The second reason listed stated, “In light of recent allegations in the nation of misconduct on the part of police, the sheriff will not restrict the deputy’s ability to clearly communicate intentions when in contact with citizens. "
However, the press release also stated that deputies will not be prohibited from wearing face masks if they choose to do so.
“The Sheriff’s Office does not make this statement as any disrespect to Governor Abbott, and we encourage all citizens to take reasonable precautions in their own life to mitigate possible exposure to the coronavirus,” the press release stated.

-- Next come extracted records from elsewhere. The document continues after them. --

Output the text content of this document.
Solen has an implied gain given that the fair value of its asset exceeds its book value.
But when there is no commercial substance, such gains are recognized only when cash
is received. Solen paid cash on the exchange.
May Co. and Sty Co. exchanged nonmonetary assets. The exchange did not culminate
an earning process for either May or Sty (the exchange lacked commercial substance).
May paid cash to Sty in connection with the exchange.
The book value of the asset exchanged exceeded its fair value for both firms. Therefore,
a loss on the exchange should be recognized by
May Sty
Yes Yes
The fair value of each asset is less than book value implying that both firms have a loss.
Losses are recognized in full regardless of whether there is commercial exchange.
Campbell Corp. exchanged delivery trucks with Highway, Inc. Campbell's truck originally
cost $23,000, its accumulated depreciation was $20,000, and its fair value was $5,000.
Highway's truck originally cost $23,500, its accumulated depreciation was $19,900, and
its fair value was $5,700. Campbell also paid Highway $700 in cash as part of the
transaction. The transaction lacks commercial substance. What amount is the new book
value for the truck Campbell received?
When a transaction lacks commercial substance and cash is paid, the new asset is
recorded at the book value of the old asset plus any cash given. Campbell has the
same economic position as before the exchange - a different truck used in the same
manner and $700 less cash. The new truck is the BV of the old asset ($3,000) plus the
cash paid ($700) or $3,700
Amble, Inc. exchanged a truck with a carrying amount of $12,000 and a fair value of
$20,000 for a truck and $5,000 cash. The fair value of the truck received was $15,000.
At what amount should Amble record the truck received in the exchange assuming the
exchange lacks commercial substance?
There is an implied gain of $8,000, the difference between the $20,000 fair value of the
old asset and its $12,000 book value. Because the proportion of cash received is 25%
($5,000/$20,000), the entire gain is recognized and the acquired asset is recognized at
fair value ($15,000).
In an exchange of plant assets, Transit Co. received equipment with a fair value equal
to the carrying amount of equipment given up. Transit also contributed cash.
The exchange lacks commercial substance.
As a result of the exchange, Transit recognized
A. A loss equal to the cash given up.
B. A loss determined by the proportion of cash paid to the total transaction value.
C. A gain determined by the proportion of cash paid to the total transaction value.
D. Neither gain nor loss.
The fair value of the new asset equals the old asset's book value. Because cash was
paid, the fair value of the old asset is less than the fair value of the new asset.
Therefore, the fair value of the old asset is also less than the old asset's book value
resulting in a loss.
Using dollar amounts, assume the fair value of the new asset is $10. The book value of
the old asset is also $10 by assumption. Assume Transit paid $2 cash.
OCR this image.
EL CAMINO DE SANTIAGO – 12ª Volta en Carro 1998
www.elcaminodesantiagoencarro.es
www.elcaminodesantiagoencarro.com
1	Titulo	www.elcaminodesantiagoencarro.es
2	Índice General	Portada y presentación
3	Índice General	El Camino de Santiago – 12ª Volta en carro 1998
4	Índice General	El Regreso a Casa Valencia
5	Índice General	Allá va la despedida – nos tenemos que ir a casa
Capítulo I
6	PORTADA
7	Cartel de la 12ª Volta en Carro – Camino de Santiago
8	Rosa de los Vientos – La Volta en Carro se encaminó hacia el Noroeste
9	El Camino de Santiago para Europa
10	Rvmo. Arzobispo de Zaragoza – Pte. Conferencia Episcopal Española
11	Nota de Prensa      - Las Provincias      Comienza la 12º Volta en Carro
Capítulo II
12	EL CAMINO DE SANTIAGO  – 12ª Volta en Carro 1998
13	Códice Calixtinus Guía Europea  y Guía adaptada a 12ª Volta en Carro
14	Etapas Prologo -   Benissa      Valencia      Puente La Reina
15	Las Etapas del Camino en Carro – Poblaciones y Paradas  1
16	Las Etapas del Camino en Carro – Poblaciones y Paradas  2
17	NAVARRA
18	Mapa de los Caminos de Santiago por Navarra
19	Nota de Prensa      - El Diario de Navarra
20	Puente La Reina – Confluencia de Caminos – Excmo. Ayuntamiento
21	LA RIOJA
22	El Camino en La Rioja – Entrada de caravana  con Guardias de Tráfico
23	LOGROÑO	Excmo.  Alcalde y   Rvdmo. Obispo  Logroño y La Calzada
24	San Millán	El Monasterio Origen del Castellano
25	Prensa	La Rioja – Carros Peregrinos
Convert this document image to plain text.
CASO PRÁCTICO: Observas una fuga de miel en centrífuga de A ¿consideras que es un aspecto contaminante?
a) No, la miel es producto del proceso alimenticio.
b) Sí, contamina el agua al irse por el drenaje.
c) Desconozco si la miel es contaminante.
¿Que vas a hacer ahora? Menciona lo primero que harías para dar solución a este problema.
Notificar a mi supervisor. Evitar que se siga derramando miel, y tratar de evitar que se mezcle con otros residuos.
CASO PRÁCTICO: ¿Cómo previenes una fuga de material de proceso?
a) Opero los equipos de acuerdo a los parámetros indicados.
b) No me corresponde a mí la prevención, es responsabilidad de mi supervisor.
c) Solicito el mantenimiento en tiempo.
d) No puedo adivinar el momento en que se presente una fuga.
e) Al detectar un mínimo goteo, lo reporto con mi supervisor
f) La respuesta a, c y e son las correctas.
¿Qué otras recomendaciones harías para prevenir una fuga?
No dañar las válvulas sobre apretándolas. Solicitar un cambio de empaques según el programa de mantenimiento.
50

Gladewater police posted the following statement on their Facebook page:
Gladewater Police Department would like to address questions on the enforcement of the Governor's executive order for wearing a mask.
If a business refuses you service for not wearing a mask they have the right to do so.
If enforcement becomes necessary we will prefer to educate and request voluntary compliance. If there is an individual that refuses to voluntarily comply, verbal warnings and or written warnings will follow. As a very last resort a citation can be written at the discretion of our officers.
We are all in this together and we can safely get through it if we work together.